September 16, 2005

Songs from the Heart

Filed under: Archive,Music

Jimmy Webb
8 September
Martha Wainwright, with Josh Ritter
9 September
Governor Hindmarsh

Murray Bramwell

We’ve had many good nights at the Gov – last week, two in a row. Songwriter Jimmy Webb is on his sixth visit but, this time, he is spruiking his first album of new material in a while. Dedicated, as he says, “to rebels, outcasts and unruly characters of all types,” Twilight of the Renegades begins with Paul Gauguin in Tahiti and veers outwards from there. Some of Webb’s new material is disappointingly thin but that is partly because he is in competition with the masterpieces of his own back catalogue.

In concert he is an affable raconteur, a rangy Southern gallant with an easy style, a shrewd wit and modesty that is downright unexpected. A success from the age of seventeen when Up, Up and Away went stratospheric for the Fifth Dimension, Webb’s achingly melodic songs are a notable part of late sixties pop music, capturing both the romance and the uncertainty of those times. And back they come – as he croons the Glen Campbell hits, Galveston and Wichita Lineman and, the song that gave its name to the group comprising Johnny Cash, Willie Nelson and the other hoarse men of the Apocalypse – Highwayman.

The songs still have their evocative singularity – Webb uses place names in the same artful way as Chuck Berry – and with his mellow voice and florid piano he sings tributes to old friends, including such lamented renegades as Harry Nilsson and Richard Harris, Sinatra and Rosemary Clooney. With good-natured charm Webb reflects wryly on a lucky life, and – with those marvelously pompous chords from McArthur Park – how he has not only had his cake but, also, left it out in the rain.

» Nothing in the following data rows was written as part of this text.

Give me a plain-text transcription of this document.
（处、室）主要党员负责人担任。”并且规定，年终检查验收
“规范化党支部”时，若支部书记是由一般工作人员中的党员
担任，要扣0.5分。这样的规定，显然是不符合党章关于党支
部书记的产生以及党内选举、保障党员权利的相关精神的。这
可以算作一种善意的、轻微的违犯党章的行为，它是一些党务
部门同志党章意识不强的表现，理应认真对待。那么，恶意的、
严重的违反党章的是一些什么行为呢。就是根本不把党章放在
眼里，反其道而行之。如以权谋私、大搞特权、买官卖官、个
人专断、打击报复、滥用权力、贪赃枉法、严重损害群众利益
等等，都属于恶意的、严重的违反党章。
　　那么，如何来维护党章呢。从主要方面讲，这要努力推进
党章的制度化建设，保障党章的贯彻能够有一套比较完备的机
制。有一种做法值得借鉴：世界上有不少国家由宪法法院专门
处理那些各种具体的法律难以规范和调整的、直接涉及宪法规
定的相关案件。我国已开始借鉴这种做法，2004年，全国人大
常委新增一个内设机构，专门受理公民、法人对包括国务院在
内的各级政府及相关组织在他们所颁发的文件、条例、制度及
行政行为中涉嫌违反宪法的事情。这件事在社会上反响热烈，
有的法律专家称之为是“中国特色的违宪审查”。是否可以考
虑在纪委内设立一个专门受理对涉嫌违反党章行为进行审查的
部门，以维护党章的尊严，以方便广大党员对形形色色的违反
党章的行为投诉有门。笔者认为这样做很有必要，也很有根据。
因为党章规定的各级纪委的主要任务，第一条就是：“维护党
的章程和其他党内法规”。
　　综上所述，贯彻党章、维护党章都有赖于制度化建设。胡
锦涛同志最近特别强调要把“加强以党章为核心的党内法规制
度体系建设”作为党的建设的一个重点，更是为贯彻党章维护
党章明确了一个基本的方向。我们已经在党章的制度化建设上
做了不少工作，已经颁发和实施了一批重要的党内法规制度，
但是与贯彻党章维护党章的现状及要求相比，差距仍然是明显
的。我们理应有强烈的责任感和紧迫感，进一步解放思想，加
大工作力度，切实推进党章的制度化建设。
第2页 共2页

Last time we saw Martha Wainwright was in January, along with others of her gifted, dysfunctional clan – mother Kate McGarrigle, Aunt Anna and brother Rufus. Now, with good support from the talented Josh Ritter and accompanied by musical collaborator, Brad Albetta, she is touring a self-titled album which is among the best released this year. Wainwright has many of the family traits – a pensive lyricism from Kate, an acerbic stroppiness from father Loudon and a precocious operatic virtuosity like sibling Rufus.

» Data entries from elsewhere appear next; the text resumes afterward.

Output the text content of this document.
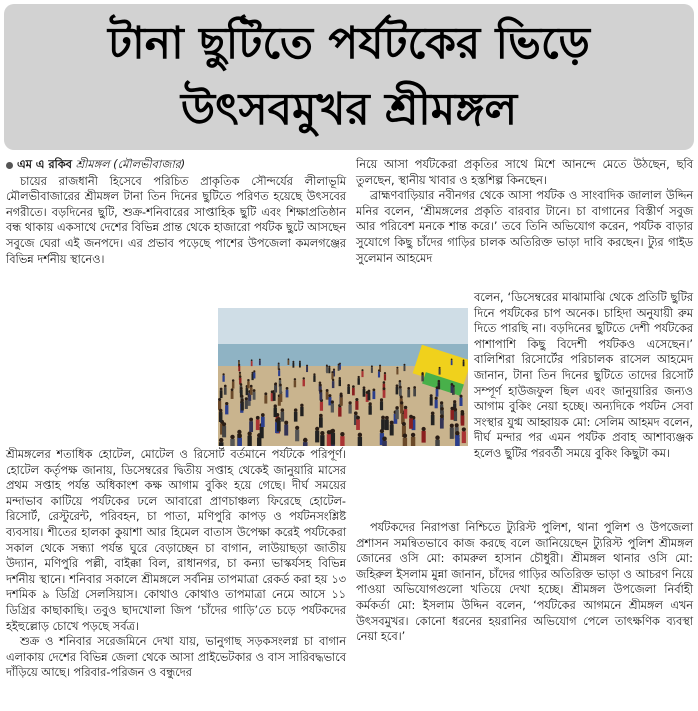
টানা ছুটিতে পর্যটকের ভিড়ে
উৎসবমুখর শ্রীমঙ্গল

এম এ রকিব শ্রীমঙ্গল (মৌলভীবাজার)

চায়ের রাজধানী হিসেবে পরিচিত প্রাকৃতিক সৌন্দর্যের লীলাভূমি মৌলভীবাজারের শ্রীমঙ্গল টানা তিন দিনের ছুটিতে পরিণত হয়েছে উৎসবের নগরীতে। বড়দিনের ছুটি, শুক্র-শনিবারের সাপ্তাহিক ছুটি এবং শিক্ষাপ্রতিষ্ঠান বন্ধ থাকায় একসাথে দেশের বিভিন্ন প্রান্ত থেকে হাজারো পর্যটক ছুটে আসছেন সবুজে ঘেরা এই জনপদে। এর প্রভাব পড়েছে পাশের উপজেলা কমলগঞ্জের বিভিন্ন দর্শনীয় স্থানেও।

নিয়ে আসা পর্যটকেরা প্রকৃতির সাথে মিশে আনন্দে মেতে উঠছেন, ছবি তুলছেন, স্থানীয় খাবার ও হস্তশিল্প কিনছেন।

ব্রাহ্মণবাড়িয়ার নবীনগর থেকে আসা পর্যটক ও সাংবাদিক জালাল উদ্দিন মনির বলেন, ‘শ্রীমঙ্গলের প্রকৃতি বারবার টানে। চা বাগানের বিস্তীর্ণ সবুজ আর পরিবেশ মনকে শান্ত করে।’ তবে তিনি অভিযোগ করেন, পর্যটক বাড়ার সুযোগে কিছু চাঁদের গাড়ির চালক অতিরিক্ত ভাড়া দাবি করছেন। ট্যুর গাইড সুলেমান আহমেদ

বলেন, ‘ডিসেম্বরের মাঝামাঝি থেকে প্রতিটি ছুটির দিনে পর্যটকের চাপ অনেক। চাহিদা অনুযায়ী রুম দিতে পারছি না। বড়দিনের ছুটিতে দেশী পর্যটকের পাশাপাশি কিছু বিদেশী পর্যটকও এসেছেন।’ বালিশিরা রিসোর্টের পরিচালক রাসেল আহমেদ জানান, টানা তিন দিনের ছুটিতে তাদের রিসোর্ট সম্পূর্ণ হাউজফুল ছিল এবং জানুয়ারির জন্যও আগাম বুকিং নেয়া হচ্ছে। অন্যদিকে পর্যটন সেবা সংস্থার যুগ্ম আহ্বায়ক মো: সেলিম আহমদ বলেন, দীর্ঘ মন্দার পর এমন পর্যটক প্রবাহ আশাব্যঞ্জক হলেও ছুটির পরবর্তী সময়ে বুকিং কিছুটা কম।

পর্যটকদের নিরাপত্তা নিশ্চিতে ট্যুরিস্ট পুলিশ, থানা পুলিশ ও উপজেলা প্রশাসন সমন্বিতভাবে কাজ করছে বলে জানিয়েছেন ট্যুরিস্ট পুলিশ শ্রীমঙ্গল জোনের ওসি মো: কামরুল হাসান চৌধুরী। শ্রীমঙ্গল থানার ওসি মো: জহিরুল ইসলাম মুন্না জানান, চাঁদের গাড়ির অতিরিক্ত ভাড়া ও আচরণ নিয়ে পাওয়া অভিযোগগুলো খতিয়ে দেখা হচ্ছে। শ্রীমঙ্গল উপজেলা নির্বাহী কর্মকর্তা মো: ইসলাম উদ্দিন বলেন, ‘পর্যটকের আগমনে শ্রীমঙ্গল এখন উৎসবমুখর। কোনো ধরনের হয়রানির অভিযোগ পেলে তাৎক্ষণিক ব্যবস্থা নেয়া হবে।’

শ্রীমঙ্গলের শতাধিক হোটেল, মোটেল ও রিসোর্ট বর্তমানে পর্যটকে পরিপূর্ণ। হোটেল কর্তৃপক্ষ জানায়, ডিসেম্বরের দ্বিতীয় সপ্তাহ থেকেই জানুয়ারি মাসের প্রথম সপ্তাহ পর্যন্ত অধিকাংশ কক্ষ আগাম বুকিং হয়ে গেছে। দীর্ঘ সময়ের মন্দাভাব কাটিয়ে পর্যটকের ঢলে আবারো প্রাণচাঞ্চল্য ফিরেছে হোটেল-রিসোর্ট, রেস্টুরেন্ট, পরিবহন, চা পাতা, মণিপুরি কাপড় ও পর্যটনসংশ্লিষ্ট ব্যবসায়। শীতের হালকা কুয়াশা আর হিমেল বাতাস উপেক্ষা করেই পর্যটকেরা সকাল থেকে সন্ধ্যা পর্যন্ত ঘুরে বেড়াচ্ছেন চা বাগান, লাউয়াছড়া জাতীয় উদ্যান, মণিপুরি পল্লী, বাইক্কা বিল, রাধানগর, চা কন্যা ভাস্কর্যসহ বিভিন্ন দর্শনীয় স্থানে। শনিবার সকালে শ্রীমঙ্গলে সর্বনিম্ন তাপমাত্রা রেকর্ড করা হয় ১৩ দশমিক ৯ ডিগ্রি সেলসিয়াস। কোথাও কোথাও তাপমাত্রা নেমে আসে ১১ ডিগ্রির কাছাকাছি। তবুও ছাদখোলা জিপ ‘চাঁদের গাড়ি’তে চড়ে পর্যটকদের হইহুল্লোড় চোখে পড়ছে সর্বত্র।

শুক্র ও শনিবার সরেজমিনে দেখা যায়, ভানুগাছ সড়কসংলগ্ন চা বাগান এলাকায় দেশের বিভিন্ন জেলা থেকে আসা প্রাইভেটকার ও বাস সারিবদ্ধভাবে দাঁড়িয়ে আছে। পরিবার-পরিজন ও বন্ধুদের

Opening the set with two fine songs, Factory and Far Away, Wainwright is skittish and intense in her denim skirt and dolly-bird white boots. She is calling for her guitar mike to be turned down, but it is her vocals that sometimes overpower her songs. Nicely framed in Albetta’s production on her CD, in a live performance her voice can be shrill and the effect, especially in more shapeless compositions like Jimi, and Ball and Chain, is histrionic.

But there are some sublime moments – her torch ballad You’ve Got a Way With Me, the reading of Leonard Cohen’s Tower of Song, her Katrina tribute ( father Loudon III’s Pretty Good Day ) and the sweetly lyrical single with the Adult Concepts title, Bloody Mother Fucking Asshole. Martha Wainwright has a ton of talent whether delivering French chanson or the memorable Year of the Dragon from the McGarrigle Family Hour CD. Her parting song is the haunting Don’t Forget. We won’t – and, next time round, if there is any fairness in this world at all, many more people won’t be forgetting Martha Wainwright either.

The Adelaide Review, No. 277, September 16, 2005, p.20.